Em dezembro, veio o primeiro absurdo do novo comitê: contrariando um consenso de décadas, o grupo revogou a recomendação de vacinar recém-nascidos contra a hepatite B, uma doença letal que pode passar da mãe para os filhos.
A medida causou espanto, justamente porque a tal vacina, aplicada há décadas, nada tem a ver com mRNA (ela usa uma parte do vírus para estimular a produção de anticorpos). E esse é só o começo: é provável que o comitê siga, nos próximos anos, atacando outros imunizantes.
Pouco antes, em novembro, o site do Centro de Controle e Prevenção de Doenças dos EUA, sob ordens de RFK, passou a ligar vacinas ao autismo – um disparate já desmentido há décadas por inúmeros estudos.

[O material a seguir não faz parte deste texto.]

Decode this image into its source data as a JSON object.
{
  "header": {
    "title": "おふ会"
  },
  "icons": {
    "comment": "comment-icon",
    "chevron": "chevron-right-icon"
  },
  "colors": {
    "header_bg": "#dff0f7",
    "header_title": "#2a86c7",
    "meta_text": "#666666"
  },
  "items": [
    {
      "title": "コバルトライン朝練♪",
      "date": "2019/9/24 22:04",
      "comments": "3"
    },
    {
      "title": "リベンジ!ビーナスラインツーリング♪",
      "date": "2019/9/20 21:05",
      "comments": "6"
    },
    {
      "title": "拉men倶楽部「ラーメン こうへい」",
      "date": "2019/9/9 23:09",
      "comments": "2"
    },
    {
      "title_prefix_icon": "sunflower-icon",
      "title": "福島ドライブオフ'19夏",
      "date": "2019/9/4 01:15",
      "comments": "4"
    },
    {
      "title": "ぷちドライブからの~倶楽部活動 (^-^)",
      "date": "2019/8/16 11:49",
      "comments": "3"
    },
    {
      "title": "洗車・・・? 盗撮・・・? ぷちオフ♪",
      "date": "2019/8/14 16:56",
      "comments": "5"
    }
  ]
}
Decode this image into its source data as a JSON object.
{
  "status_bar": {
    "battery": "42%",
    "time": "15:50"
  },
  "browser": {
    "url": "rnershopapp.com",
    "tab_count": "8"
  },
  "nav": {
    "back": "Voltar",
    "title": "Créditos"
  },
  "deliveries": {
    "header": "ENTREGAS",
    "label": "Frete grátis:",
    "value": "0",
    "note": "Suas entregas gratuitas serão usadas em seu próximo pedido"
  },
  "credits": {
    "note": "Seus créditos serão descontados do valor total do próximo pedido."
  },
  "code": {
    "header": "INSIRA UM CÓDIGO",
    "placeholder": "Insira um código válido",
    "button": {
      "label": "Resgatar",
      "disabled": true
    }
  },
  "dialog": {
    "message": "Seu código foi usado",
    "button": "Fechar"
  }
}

RFK Jr. trabalha com uma estratégia sofisticada: ele também propaga ideias positivas, como a importância do exercício físico e do consumo de alimentos naturais no lugar dos ultraprocessados, e tem propostas interessantes, como pressionar a indústria alimentícia a abandonar corantes artificiais. Mas mistura essa postura com proposições que são contrárias ao consenso científico, como o boicotar as vacinas e associar o uso de paracetamol com o autismo.
Há uma ironia curiosa nesta história. As vacinas de mRNA, que agora são demonizadas pelo secretário, só foram desenvolvidas em tempo recorde durante a pandemia porque o governo americano forneceu bilhões de dinheiro público às farmacêuticas responsáveis – no final do primeiro mandato de Trump. A chamada operação “Warp Speed” foi, e às vezes ainda é, citada como um dos grandes triunfos da sua gestão anterior, numa lógica totalmente contrária à postura antivacinas do seu segundo mandato.

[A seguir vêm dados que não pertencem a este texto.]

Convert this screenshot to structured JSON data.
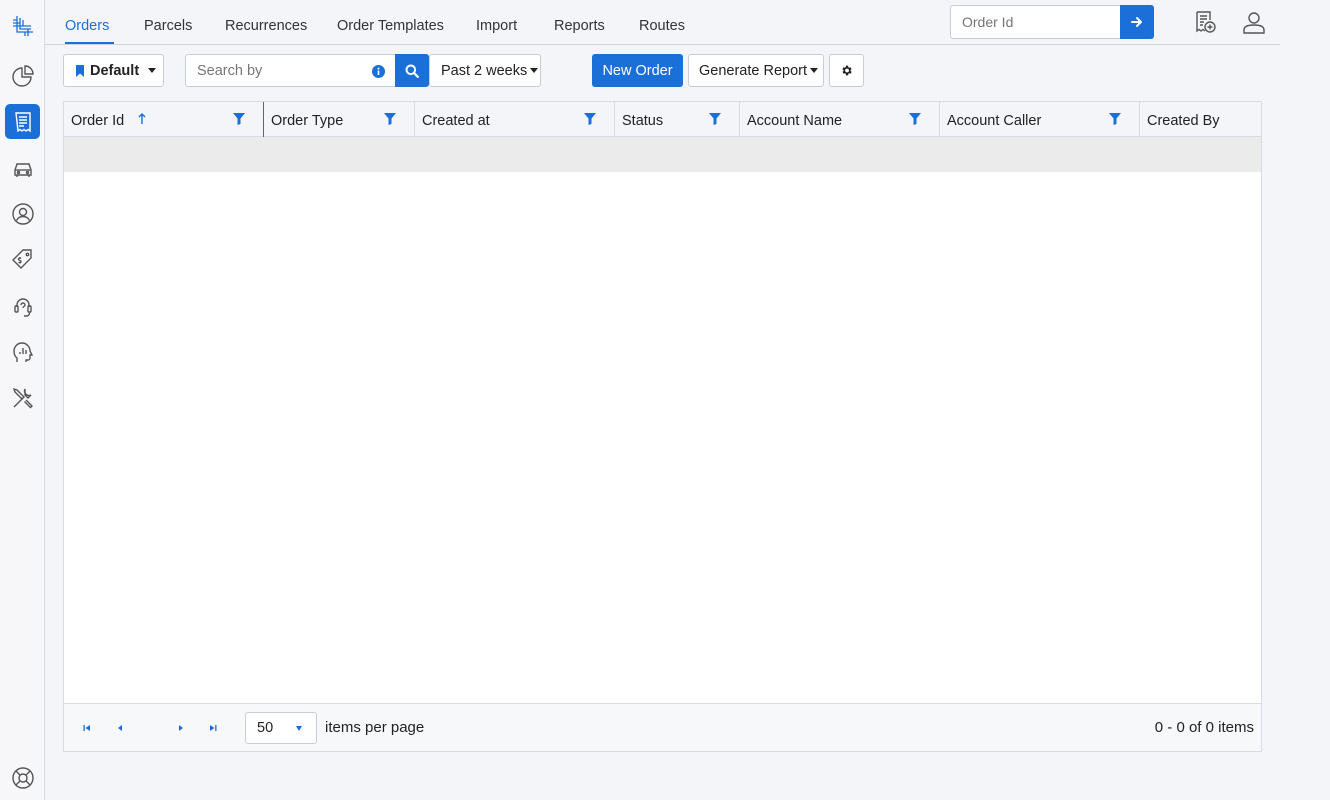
{
  "nav": {
    "tabs": [
      {
        "label": "Orders",
        "active": true
      },
      {
        "label": "Parcels"
      },
      {
        "label": "Recurrences"
      },
      {
        "label": "Order Templates"
      },
      {
        "label": "Import"
      },
      {
        "label": "Reports"
      },
      {
        "label": "Routes"
      }
    ],
    "order_id_placeholder": "Order Id"
  },
  "toolbar": {
    "view_label": "Default",
    "search_placeholder": "Search by",
    "date_range_label": "Past 2 weeks",
    "new_order_label": "New Order",
    "generate_report_label": "Generate Report"
  },
  "grid": {
    "columns": [
      {
        "label": "Order Id",
        "sorted": "ascending"
      },
      {
        "label": "Order Type"
      },
      {
        "label": "Created at"
      },
      {
        "label": "Status"
      },
      {
        "label": "Account Name"
      },
      {
        "label": "Account Caller"
      },
      {
        "label": "Created By"
      }
    ],
    "page_size": "50",
    "items_per_page_label": "items per page",
    "count_label": "0 - 0 of 0 items"
  },
  "colors": {
    "accent": "#1b6fd8",
    "background": "#f4f5f9",
    "border": "#d8dbe1"
  }
}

Em meio a tarifaços que vêm e vão, flutuações das bolsas de valores e bastidores de Washington e Brasília, absurdos como esses acabam virando notas de canto de página no noticiário diário. Mas eles afetam diretamente a saúde de milhões de pessoas – e não só nos EUA, já que tudo o que ocorre na maior economia influencia o resto do mundo.
Os resultados já aparecem: em pleno 2025, os EUA vivem o maior surto de sarampo desde que ganharam o selo de livre do vírus pela OMS, em 2000. Já são mais de 1.900 casos da doença (que é altamente contagiosa) e três mortes, sendo duas crianças. O surto começou no Texas e está se espalhando para outros estados, cortesia da baixa vacinação. Se o problema não for contido até janeiro de 2026, o país pode perder o status de eliminação. Casos de coqueluche também aumentam rapidamente por lá.
Existem muitas causas para a baixa vacinação, claro, entre elas falta de acesso a serviços de saúde e pouca informação de qualidade. Não dá para jogar tudo na conta do movimento antivacinas e de RFK Jr., até porque o problema ocorre em vários lugares do mundo (o Canadá vive um surto de sarampo ainda maior que o americano, por exemplo, e já perdeu seu status de eliminação da doença). Mas também não dá para ignorar a óbvia contradição de governantes com falas negacionistas justamente quando a imunização deveria ser prioridade.
“Negacionismo” foi uma palavra muito usada nos anos pandêmicos, você deve se lembrar. Talvez até demais, em uma retrospectiva (auto)crítica. De fato, havia uma parte da população que trabalhava para confundir e espalhar mentiras sobre vacinas. Mas uma outra porção, bem maior, estava simplesmente insegura, bombardeada por contradições nas redes durante a maior crise sanitária de suas vidas. Era natural que houvesse dúvidas sobre os novos imunizantes, temores que precisam ser tratados com seriedade pelas autoridades, profissionais de saúde e pela mídia. Não foi justo que muitas dessas pessoas também tenham sido taxadas de “negacionistas”.
Passados alguns anos, a palavra saiu um pouco de moda no noticiário e nas redes. Como na fábula do menino que gritava “lobo” todos os dias, o alerta se desgastou e perdeu força na opinião pública. Mas agora o lobo do negacionismo não só chegou como está no poder. Mais do que nunca, precisamos gritar mais alto.